Mali, une bienheureuse humiliation !

Publié le mercredi 4 juin 2014

Sous cape, certains n’hésitent pas ou plus, à railler « l’orgueil mal placé » des Maliens. On aimerait les y voir dans la même situation. En effet, qui peut raisonnablement accepter la situation qui est faite aux maliens ? Quel gouvernement digne de se nom n’enragerait pas de voir ainsi une partie de son territoire, lui être quasiment interdite ? Au gouvernement de transition, sous la conduite du falot Dioncounda, on avait dit que les autorités nationales n’avaient pas la légitimité requise pour se rendre à Kidal.

Avec IBK cet argument est désuet et on voudrait lui substituer un autre : « appliquer d’abord les accords de Ouagadougou, avant d’accéder à Kidal  ». Et pourquoi pas l’inverse ? Sauf à considérer le droit à investir ce bout de territoire malien, comme un moyen de chantage. Et d’ailleurs que disent en vérité les accords de Ouagadougou ? Il y avait dans ces accords, comme c’est souvent le cas, une entente sur le minimum acceptable. Comme on dit toujours une côte mal taillée

En premier lieu, « l’intégrité du territoire sanctuarisée ». En deuxième lieu la reconnaissance « des problèmes spécifiques au nord du Mali ». Voici les bases de l’accord.
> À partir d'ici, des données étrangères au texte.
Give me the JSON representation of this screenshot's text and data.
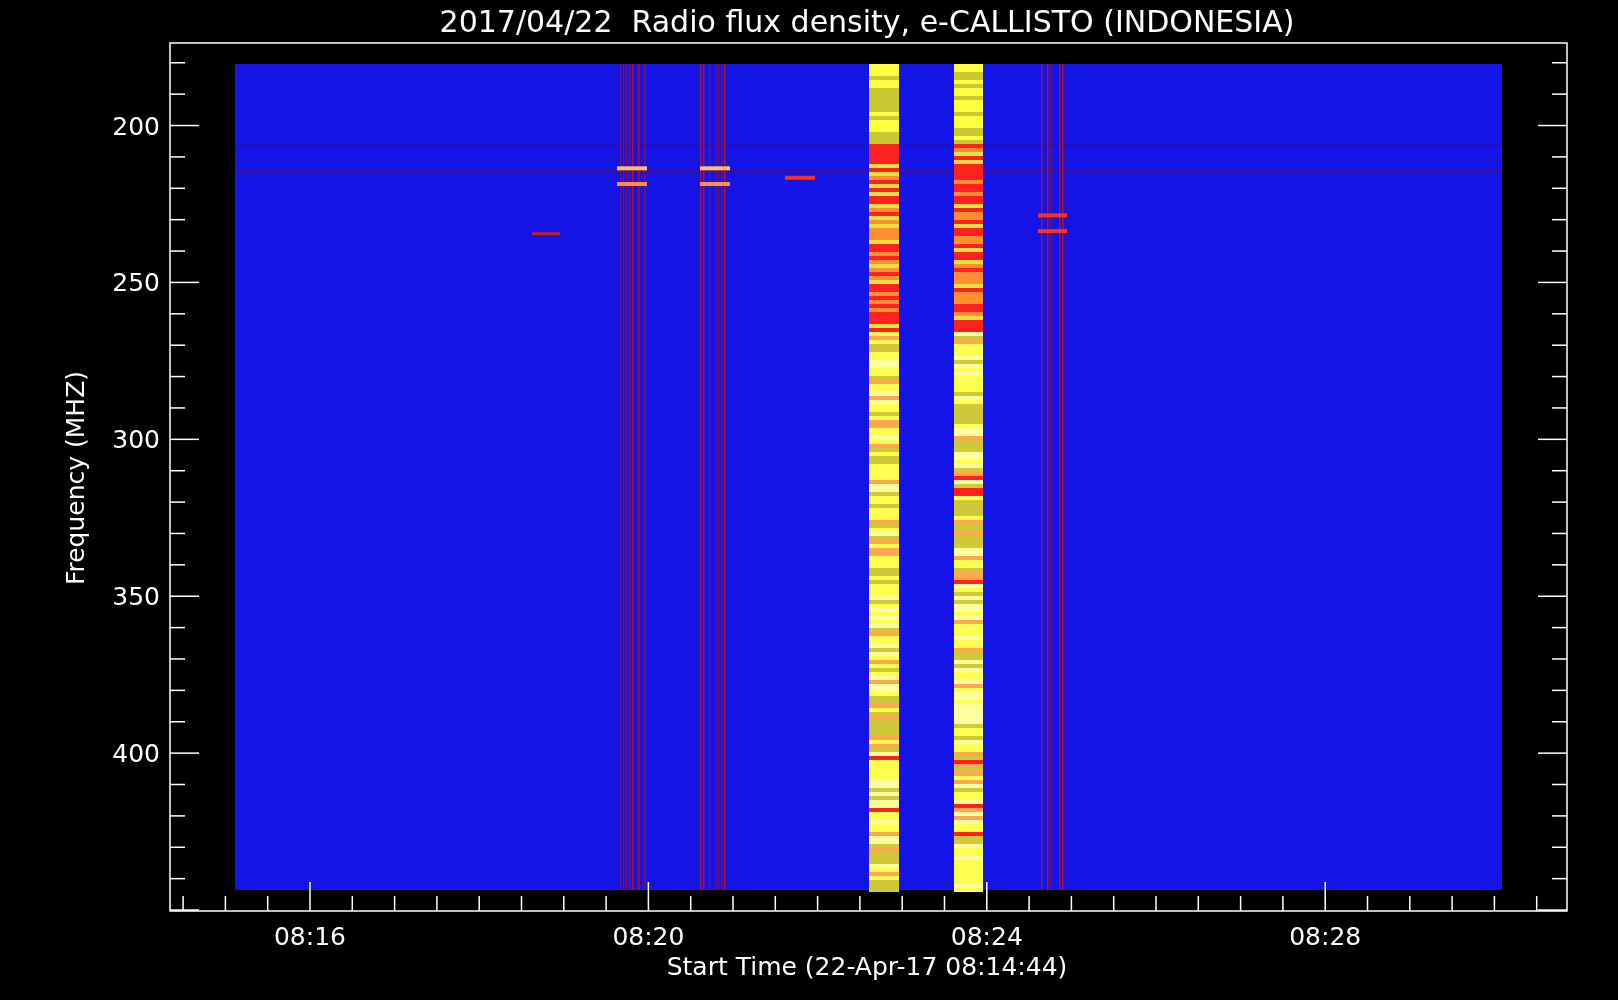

Les moyens de la mise en œuvre sont essentiellement le rétablissement de la légalité des instituions par la tenue de l’élection présidentielle (passablement acceptée par les touaregs) sur l’ensemble du territoire malien et des négociations aussitôt (60 jours après l’installation du gouvernement).

Dans l’intervalle, les touaregs auraient dû accepter d’être cantonnés et ils auraient dû aussi accepter le retour de l’administration et des forces de sécurités régulières. Sur ces points, il est de notoriété, que le MNLA n’a pour ainsi dire jamais obtempéré.

Le nouveau gouvernement légitime en place à Bamako n’aura pas eu de période de grâce. Il n’a pas, chrono en main, convoqué les pourparlers à date et quand il s’est résolu à le faire, il ne l’a pas fait dans le format souhaité aussi bien par les médiateurs que par les groupes armées. Il a commencé d’abord par se donner de l’air en se débarrassant de la tutelle encombrante d’une médiation qui n’a jamais su se montrer vraiment neutre aux yeux des maliens.

Puis il a imposé le cadre et le lieu. Cela peut ne pas avoir plu et les protagonistes, notamment les groupes armés, ont montré peu d’enthousiasme à aller aux négociations, craignant des accords aux conditions du gouvernement de Bamako. Tout cela est bien compréhensible. Dans une négociation chacun essayant de trouver la posture la plus favorable à la cause qu’il défend.

De là à imaginer l’institutionnalisation de fait, d’une « enclave interdite », sur un territoire censé être unique et sous le contrôle du gouvernement légitime, cela n’était pas durablement acceptable et il ne l’a pas été.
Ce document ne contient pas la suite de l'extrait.